Sonic Cinema

Sounds, Visions and Insights by Brian Skutle

Hatchet II

Grade : C+ Year : 2010 Director : Adam Green Running Time : 1hr 25min Genre : , ,
Movie review score
C+

“Hatchet II” is a horror movie sequel. Specifically, a slasher movie sequel. Right there, most people will know what I mean by that description. If you’ve seen one, you’ve seen them all, right? In the case of this film, pretty much.

In a way, Victor Crowley, the deformed killer in the 2005 original and the new film, is another Jason Voorhees. Instead of dying through the neglect of others, however, Victor dies in a fire some local boys started one Halloween at his home in the swamps of Louisiana, where he lives with his father. While trying to save his son, Thomas Crowley accidentally hits Victor’s head with a hatchet from the other side of the door. Since then, a legend has grown up around the swamp…and Crowley.

In this sequel, we learn more about the legend and Marybeth Dunston’s place in it. She’s the daughter that came to the swamp in the first film to look for her missing father and brother, and she’s played this time by horror actress Danielle Harris in a performance that, well, doesn’t really work. It’s too whiny, too inconsistent, and too, shall I say, amateurish for an actress who’s been in the business for 20-something years.

I have a feeling a lot of that can be attributed to writer-director Adam Green, who’s made both “Hatchet” films. In all honesty, it’s basically a “Friday the 13th”/”Halloween”/”Texas Chainsaw Massacre” clone, with gratuitous nudity, vicious kills (perpetrated by Crowley, played by horror icon Kane Hodder, who also plays Thomas Crowley in flashbacks), and sometimes ridiculous humor (which does work at times, but other times, not so much). Unfortunately, “Hatchet,” and “Hatchet II,” are not cut from the same cloth as those franchises.

“Hatchet II,” which also features “Candyman’s” Tony Todd (Rev.
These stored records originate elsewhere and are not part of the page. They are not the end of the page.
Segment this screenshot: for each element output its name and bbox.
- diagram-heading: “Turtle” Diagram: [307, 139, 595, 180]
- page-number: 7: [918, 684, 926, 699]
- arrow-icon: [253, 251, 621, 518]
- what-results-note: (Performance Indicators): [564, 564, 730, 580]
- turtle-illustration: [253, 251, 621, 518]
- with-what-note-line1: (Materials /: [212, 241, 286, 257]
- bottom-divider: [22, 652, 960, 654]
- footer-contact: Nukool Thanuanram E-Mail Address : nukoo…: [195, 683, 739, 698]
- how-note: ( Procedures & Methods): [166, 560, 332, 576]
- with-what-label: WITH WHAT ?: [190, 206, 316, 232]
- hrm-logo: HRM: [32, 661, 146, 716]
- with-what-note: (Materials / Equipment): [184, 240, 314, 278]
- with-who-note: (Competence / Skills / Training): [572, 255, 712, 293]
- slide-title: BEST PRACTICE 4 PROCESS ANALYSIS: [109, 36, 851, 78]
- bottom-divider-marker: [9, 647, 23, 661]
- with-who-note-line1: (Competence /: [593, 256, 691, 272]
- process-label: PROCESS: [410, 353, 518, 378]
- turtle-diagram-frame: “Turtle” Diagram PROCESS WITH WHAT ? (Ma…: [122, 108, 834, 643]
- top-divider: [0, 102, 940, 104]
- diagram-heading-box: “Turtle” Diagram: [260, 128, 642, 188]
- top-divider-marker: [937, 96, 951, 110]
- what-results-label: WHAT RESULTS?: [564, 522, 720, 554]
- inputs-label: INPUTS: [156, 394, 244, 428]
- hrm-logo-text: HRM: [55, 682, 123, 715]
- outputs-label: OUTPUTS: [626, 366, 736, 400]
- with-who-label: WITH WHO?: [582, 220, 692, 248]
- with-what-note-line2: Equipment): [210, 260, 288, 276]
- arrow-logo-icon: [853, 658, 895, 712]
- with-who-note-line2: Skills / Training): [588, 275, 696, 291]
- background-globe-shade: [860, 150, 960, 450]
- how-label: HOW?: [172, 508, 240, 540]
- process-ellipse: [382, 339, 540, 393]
Zombie) and AJ Bowen (Layton)-a high school friend who is becoming a horror icon in his own right with performances in low-budget genre entries like “The Signal” and “The House of the Devil” (both well worth seeing in my most objective opinion)-is better than its predecessor in story and style (Layton’s death is an instant classic), but that doesn’t mean it’s that good overall. As a horror sequel, it’s closer to the nonsense of the “best” (i.e. mediocre) “Friday the 13th” sequels than the “Scream” sequels and “Wes Craven’s New Nightmare,” which are the best slasher sequels I’ve seen. Of course, those last three were directed by Wes Craven. And Adam Green, as the saying goes, is no Wes Craven. Who knows? Maybe he’ll become one. Right now, he’s more “meh” than master.